Metrology for earth observation and climate

The world has already warmed by 1 ºC since pre-industrial times, due to human activity and this is expected to increase to 1.5 ºC by 2040. Understanding global warming requires measurements of incoming and outgoing radiation and information on the effect of greenhouse gases on temperature rises. Calculating this radiative balance depends on the Earth observation data generated from satellite-borne instrumentation. Ensuring that this data is reliable relies on confirming instrument performance post launch.

The effects of ocean colour changes near shorelines and plant cover characteristics on satellite-based radiance measurements need better assessment to improve radiative balance data. Confirming the in-flight performance of radiometric instruments, relies on overflying well-characterised terrestrial- and ocean-based sites, the range and number of which must be increased in order to achieve more accurate measurements for climate change predictions.

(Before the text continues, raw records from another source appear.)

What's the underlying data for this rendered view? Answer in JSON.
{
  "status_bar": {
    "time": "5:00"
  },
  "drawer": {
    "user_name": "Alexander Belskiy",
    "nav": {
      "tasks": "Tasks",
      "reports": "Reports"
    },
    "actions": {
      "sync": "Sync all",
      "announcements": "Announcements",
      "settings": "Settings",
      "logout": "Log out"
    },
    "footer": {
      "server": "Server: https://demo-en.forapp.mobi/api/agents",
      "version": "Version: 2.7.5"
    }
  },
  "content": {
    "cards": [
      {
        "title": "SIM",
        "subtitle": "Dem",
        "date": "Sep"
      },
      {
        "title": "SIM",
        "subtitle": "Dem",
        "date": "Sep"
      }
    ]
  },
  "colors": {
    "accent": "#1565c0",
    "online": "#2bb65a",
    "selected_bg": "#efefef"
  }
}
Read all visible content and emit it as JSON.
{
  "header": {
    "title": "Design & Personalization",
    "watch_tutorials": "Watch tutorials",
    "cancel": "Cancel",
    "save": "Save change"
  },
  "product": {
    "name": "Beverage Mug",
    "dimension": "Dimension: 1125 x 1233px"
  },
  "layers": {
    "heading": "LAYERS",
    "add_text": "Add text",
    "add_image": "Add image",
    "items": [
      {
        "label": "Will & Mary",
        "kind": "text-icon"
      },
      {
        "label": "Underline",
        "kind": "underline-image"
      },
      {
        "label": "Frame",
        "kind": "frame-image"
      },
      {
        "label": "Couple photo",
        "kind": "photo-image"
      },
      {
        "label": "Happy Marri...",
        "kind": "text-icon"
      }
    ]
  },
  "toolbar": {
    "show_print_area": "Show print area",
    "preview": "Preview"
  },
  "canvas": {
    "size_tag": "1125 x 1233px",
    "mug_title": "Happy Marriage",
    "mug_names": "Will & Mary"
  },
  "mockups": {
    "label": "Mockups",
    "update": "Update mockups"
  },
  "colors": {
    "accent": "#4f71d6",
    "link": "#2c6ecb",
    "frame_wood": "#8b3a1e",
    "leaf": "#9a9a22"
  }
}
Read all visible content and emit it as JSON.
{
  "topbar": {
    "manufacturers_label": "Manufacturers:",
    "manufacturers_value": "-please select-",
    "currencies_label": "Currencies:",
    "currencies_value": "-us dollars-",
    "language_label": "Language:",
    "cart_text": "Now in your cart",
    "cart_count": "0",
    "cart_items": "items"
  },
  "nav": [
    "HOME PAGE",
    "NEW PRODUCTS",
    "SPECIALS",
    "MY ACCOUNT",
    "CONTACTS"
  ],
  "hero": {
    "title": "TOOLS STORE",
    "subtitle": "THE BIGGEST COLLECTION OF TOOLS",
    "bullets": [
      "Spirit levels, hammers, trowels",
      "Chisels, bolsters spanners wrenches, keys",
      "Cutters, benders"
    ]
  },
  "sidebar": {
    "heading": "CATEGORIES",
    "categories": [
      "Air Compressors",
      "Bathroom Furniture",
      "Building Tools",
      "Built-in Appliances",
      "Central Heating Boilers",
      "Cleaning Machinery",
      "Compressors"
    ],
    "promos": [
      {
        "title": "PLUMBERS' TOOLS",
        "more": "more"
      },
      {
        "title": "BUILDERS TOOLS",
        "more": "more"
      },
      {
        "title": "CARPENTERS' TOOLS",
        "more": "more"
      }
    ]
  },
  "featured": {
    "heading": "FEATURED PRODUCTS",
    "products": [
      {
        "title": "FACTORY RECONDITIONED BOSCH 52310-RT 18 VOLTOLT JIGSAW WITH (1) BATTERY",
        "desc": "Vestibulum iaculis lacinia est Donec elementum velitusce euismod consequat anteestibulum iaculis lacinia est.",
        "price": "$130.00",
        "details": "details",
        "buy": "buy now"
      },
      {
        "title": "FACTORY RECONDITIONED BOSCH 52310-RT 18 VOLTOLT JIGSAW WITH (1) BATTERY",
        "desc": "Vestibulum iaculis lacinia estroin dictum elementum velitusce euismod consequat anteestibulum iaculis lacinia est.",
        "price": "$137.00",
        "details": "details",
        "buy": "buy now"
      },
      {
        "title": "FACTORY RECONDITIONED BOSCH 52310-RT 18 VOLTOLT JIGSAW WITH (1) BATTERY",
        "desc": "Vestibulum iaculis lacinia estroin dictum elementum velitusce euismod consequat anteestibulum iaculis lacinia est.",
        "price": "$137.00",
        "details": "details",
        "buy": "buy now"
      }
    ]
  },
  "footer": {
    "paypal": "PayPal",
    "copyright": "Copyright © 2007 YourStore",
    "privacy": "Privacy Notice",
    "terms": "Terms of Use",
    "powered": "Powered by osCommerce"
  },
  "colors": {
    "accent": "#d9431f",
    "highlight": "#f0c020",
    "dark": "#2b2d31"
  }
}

This project developed methods to improve the accuracy of the land-, sea-, air- and satellite-based radiance measurements that are used for climate change monitoring. This project follows on from the EMRP project European metrology for Earth observation and climate.

The Project:

• Improved the performance of an existing lab-based cryogenic solar radiometer (CSAR), by reducing window-induced noise by a factor of 100 and successfully demonstrated in-the-field performance against reference radiometers at the World Radiation Centre (Davos)
• Developed portable, SI-traceable reference standards for radiometer calibration, for use with ground-based instruments and the aircraft-based GLORIA spectroradiometer
• Established two new well-characterised desert test-sites, for confirming satellite-based radiance instrumentation performance in support of the RadCalNet network
• Characterised Wytham woods (UK) as a reference site for leaf area index measurements. This location has been recognised as a CEOS super-site for land product validation
• Developed traceable protocols for greater accuracy in measuring ocean surface radiance, enabling calibration of satellite-based instruments for ocean colour, a key Essential Climate Variable.

This project has successfully developed improved SI-traceable methods to monitor the performance of both the Earth-based and satellite-borne radiance measuring instrumentation that is used for climate measurements. European instrument manufacturers have been able to improve their Earth observation data, such as that collected on European Space Agency (ESA) Sentinel missions, by adopting methods and overflying the RadCalNet site characterised during this project. The information generated has supported new collaborative projects through ESA and H2020 QA4ECV. Based on implementing the measurement methods derived in this EMRP project, the QA4ECV research team were able to assemble a prototype quality assurance component more rapidly than would have previously been possible. This is now being further developed as part of the EU Copernicus Climate Change service. Improving the quality of the radiance data used in estimating how rapidly global warming is occurring is essential for trend identification and determining the success of remediation strategies. Measurement science research for earth observation continues in the EMPIR project MetEOC 3.